The Company transitioned its entire installed equipment base from electromechanical and electronic technology to digital, networked systems between 1996 and 2007. It was ranked as one of America’s most innovative companies and in the top 200 of patents issued during Critelli’s tenure. He was awarded 15 U.S. patents that arose during his tenure at Pitney Bowes.
In 2001, Critelli and Jim Euchner, his leader of Advanced Concepts and Technologies, launched a customer-centered process incorporated into major product development initiatives. Clayton Christensen of the Harvard Business School recognized this as a leading-edge innovation process.
Pitney Bowes exited its office systems and external finance businesses and completed over 80 acquisitions to build strength in software, services and international operations. Through a combination of acquisitions and organic investments, the Company diversified into adjacent “mail stream” market spaces.

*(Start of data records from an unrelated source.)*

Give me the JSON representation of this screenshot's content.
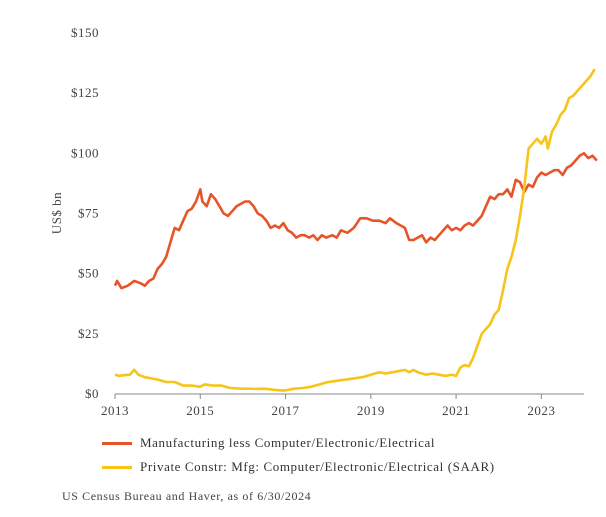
{
  "chart_data": {
    "type": "line",
    "ylabel": "US$ bn",
    "xlim": [
      2013,
      2024
    ],
    "ylim": [
      0,
      150
    ],
    "x_ticks": [
      2013,
      2015,
      2017,
      2019,
      2021,
      2023
    ],
    "x_tick_labels": [
      "2013",
      "2015",
      "2017",
      "2019",
      "2021",
      "2023"
    ],
    "y_ticks": [
      0,
      25,
      50,
      75,
      100,
      125,
      150
    ],
    "y_tick_labels": [
      "$0",
      "$25",
      "$50",
      "$75",
      "$100",
      "$125",
      "$150"
    ],
    "grid": false,
    "legend_position": "bottom",
    "series": [
      {
        "name": "Manufacturing less Computer/Electronic/Electrical",
        "color": "#e8542a",
        "points": [
          [
            2013.0,
            45
          ],
          [
            2013.05,
            47
          ],
          [
            2013.15,
            44
          ],
          [
            2013.3,
            45
          ],
          [
            2013.45,
            47
          ],
          [
            2013.6,
            46
          ],
          [
            2013.7,
            45
          ],
          [
            2013.8,
            47
          ],
          [
            2013.9,
            48
          ],
          [
            2014.0,
            52
          ],
          [
            2014.1,
            54
          ],
          [
            2014.2,
            57
          ],
          [
            2014.3,
            63
          ],
          [
            2014.4,
            69
          ],
          [
            2014.5,
            68
          ],
          [
            2014.6,
            72
          ],
          [
            2014.7,
            76
          ],
          [
            2014.8,
            77
          ],
          [
            2014.9,
            80
          ],
          [
            2015.0,
            85
          ],
          [
            2015.05,
            80
          ],
          [
            2015.15,
            78
          ],
          [
            2015.25,
            83
          ],
          [
            2015.35,
            81
          ],
          [
            2015.45,
            78
          ],
          [
            2015.55,
            75
          ],
          [
            2015.65,
            74
          ],
          [
            2015.75,
            76
          ],
          [
            2015.85,
            78
          ],
          [
            2015.95,
            79
          ],
          [
            2016.05,
            80
          ],
          [
            2016.15,
            80
          ],
          [
            2016.25,
            78
          ],
          [
            2016.35,
            75
          ],
          [
            2016.45,
            74
          ],
          [
            2016.55,
            72
          ],
          [
            2016.65,
            69
          ],
          [
            2016.75,
            70
          ],
          [
            2016.85,
            69
          ],
          [
            2016.95,
            71
          ],
          [
            2017.05,
            68
          ],
          [
            2017.15,
            67
          ],
          [
            2017.25,
            65
          ],
          [
            2017.35,
            66
          ],
          [
            2017.45,
            66
          ],
          [
            2017.55,
            65
          ],
          [
            2017.65,
            66
          ],
          [
            2017.75,
            64
          ],
          [
            2017.85,
            66
          ],
          [
            2017.95,
            65
          ],
          [
            2018.1,
            66
          ],
          [
            2018.2,
            65
          ],
          [
            2018.3,
            68
          ],
          [
            2018.45,
            67
          ],
          [
            2018.6,
            69
          ],
          [
            2018.75,
            73
          ],
          [
            2018.9,
            73
          ],
          [
            2019.05,
            72
          ],
          [
            2019.2,
            72
          ],
          [
            2019.35,
            71
          ],
          [
            2019.45,
            73
          ],
          [
            2019.6,
            71
          ],
          [
            2019.7,
            70
          ],
          [
            2019.8,
            69
          ],
          [
            2019.9,
            64
          ],
          [
            2020.0,
            64
          ],
          [
            2020.1,
            65
          ],
          [
            2020.2,
            66
          ],
          [
            2020.3,
            63
          ],
          [
            2020.4,
            65
          ],
          [
            2020.5,
            64
          ],
          [
            2020.6,
            66
          ],
          [
            2020.7,
            68
          ],
          [
            2020.8,
            70
          ],
          [
            2020.9,
            68
          ],
          [
            2021.0,
            69
          ],
          [
            2021.1,
            68
          ],
          [
            2021.2,
            70
          ],
          [
            2021.3,
            71
          ],
          [
            2021.4,
            70
          ],
          [
            2021.5,
            72
          ],
          [
            2021.6,
            74
          ],
          [
            2021.7,
            78
          ],
          [
            2021.8,
            82
          ],
          [
            2021.9,
            81
          ],
          [
            2022.0,
            83
          ],
          [
            2022.1,
            83
          ],
          [
            2022.2,
            85
          ],
          [
            2022.3,
            82
          ],
          [
            2022.4,
            89
          ],
          [
            2022.5,
            88
          ],
          [
            2022.6,
            84
          ],
          [
            2022.7,
            87
          ],
          [
            2022.8,
            86
          ],
          [
            2022.9,
            90
          ],
          [
            2023.0,
            92
          ],
          [
            2023.1,
            91
          ],
          [
            2023.2,
            92
          ],
          [
            2023.3,
            93
          ],
          [
            2023.4,
            93
          ],
          [
            2023.5,
            91
          ],
          [
            2023.6,
            94
          ],
          [
            2023.7,
            95
          ],
          [
            2023.8,
            97
          ],
          [
            2023.9,
            99
          ],
          [
            2024.0,
            100
          ],
          [
            2024.1,
            98
          ],
          [
            2024.2,
            99
          ],
          [
            2024.3,
            97
          ]
        ]
      },
      {
        "name": "Private Constr: Mfg: Computer/Electronic/Electrical (SAAR)",
        "color": "#f7c418",
        "points": [
          [
            2013.0,
            8
          ],
          [
            2013.1,
            7.5
          ],
          [
            2013.2,
            7.8
          ],
          [
            2013.35,
            8
          ],
          [
            2013.45,
            10
          ],
          [
            2013.55,
            8
          ],
          [
            2013.7,
            7
          ],
          [
            2013.85,
            6.5
          ],
          [
            2014.0,
            6
          ],
          [
            2014.2,
            5
          ],
          [
            2014.4,
            5
          ],
          [
            2014.6,
            3.5
          ],
          [
            2014.8,
            3.5
          ],
          [
            2015.0,
            3
          ],
          [
            2015.1,
            4
          ],
          [
            2015.3,
            3.5
          ],
          [
            2015.5,
            3.5
          ],
          [
            2015.7,
            2.5
          ],
          [
            2015.9,
            2.3
          ],
          [
            2016.1,
            2.2
          ],
          [
            2016.3,
            2.1
          ],
          [
            2016.5,
            2.2
          ],
          [
            2016.7,
            1.8
          ],
          [
            2016.9,
            1.5
          ],
          [
            2017.0,
            1.5
          ],
          [
            2017.2,
            2.2
          ],
          [
            2017.4,
            2.5
          ],
          [
            2017.6,
            3
          ],
          [
            2017.8,
            4
          ],
          [
            2018.0,
            5
          ],
          [
            2018.2,
            5.5
          ],
          [
            2018.4,
            6
          ],
          [
            2018.6,
            6.5
          ],
          [
            2018.8,
            7
          ],
          [
            2019.0,
            8
          ],
          [
            2019.2,
            9
          ],
          [
            2019.35,
            8.5
          ],
          [
            2019.5,
            9
          ],
          [
            2019.65,
            9.5
          ],
          [
            2019.8,
            10
          ],
          [
            2019.9,
            9
          ],
          [
            2020.0,
            10
          ],
          [
            2020.1,
            9
          ],
          [
            2020.2,
            8.5
          ],
          [
            2020.3,
            8
          ],
          [
            2020.45,
            8.5
          ],
          [
            2020.6,
            8
          ],
          [
            2020.75,
            7.5
          ],
          [
            2020.9,
            8
          ],
          [
            2021.0,
            7.5
          ],
          [
            2021.1,
            11
          ],
          [
            2021.2,
            12
          ],
          [
            2021.3,
            11.5
          ],
          [
            2021.4,
            15
          ],
          [
            2021.5,
            20
          ],
          [
            2021.6,
            25
          ],
          [
            2021.7,
            27
          ],
          [
            2021.8,
            29
          ],
          [
            2021.9,
            33
          ],
          [
            2022.0,
            35
          ],
          [
            2022.1,
            43
          ],
          [
            2022.2,
            52
          ],
          [
            2022.3,
            57
          ],
          [
            2022.4,
            64
          ],
          [
            2022.5,
            74
          ],
          [
            2022.6,
            86
          ],
          [
            2022.7,
            102
          ],
          [
            2022.8,
            104
          ],
          [
            2022.9,
            106
          ],
          [
            2023.0,
            104
          ],
          [
            2023.1,
            107
          ],
          [
            2023.15,
            102
          ],
          [
            2023.25,
            109
          ],
          [
            2023.35,
            112
          ],
          [
            2023.45,
            116
          ],
          [
            2023.55,
            118
          ],
          [
            2023.65,
            123
          ],
          [
            2023.75,
            124
          ],
          [
            2023.85,
            126
          ],
          [
            2023.95,
            128
          ],
          [
            2024.05,
            130
          ],
          [
            2024.15,
            132
          ],
          [
            2024.25,
            135
          ]
        ]
      }
    ],
    "source": "US Census Bureau and Haver, as of 6/30/2024"
  }
}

Mail volumes, which had continued to grow into the 2000’s, finally flattened out later in Critelli's tenure, and dropped precipitously as a result of the drop in consumer credit after the 2008 financial crisis, as noted in a Boston Consulting Group Study
Between 2001 and 2005, Critelli co-led the Mailing Industry Task Force, along with Deputy Postmaster General John Nolan, to enable the U.S. Postal Service to work with the private sector on a variety of initiatives, and was heavily used as an industry spokesperson during the 2001 anthrax bioterrorism incidents.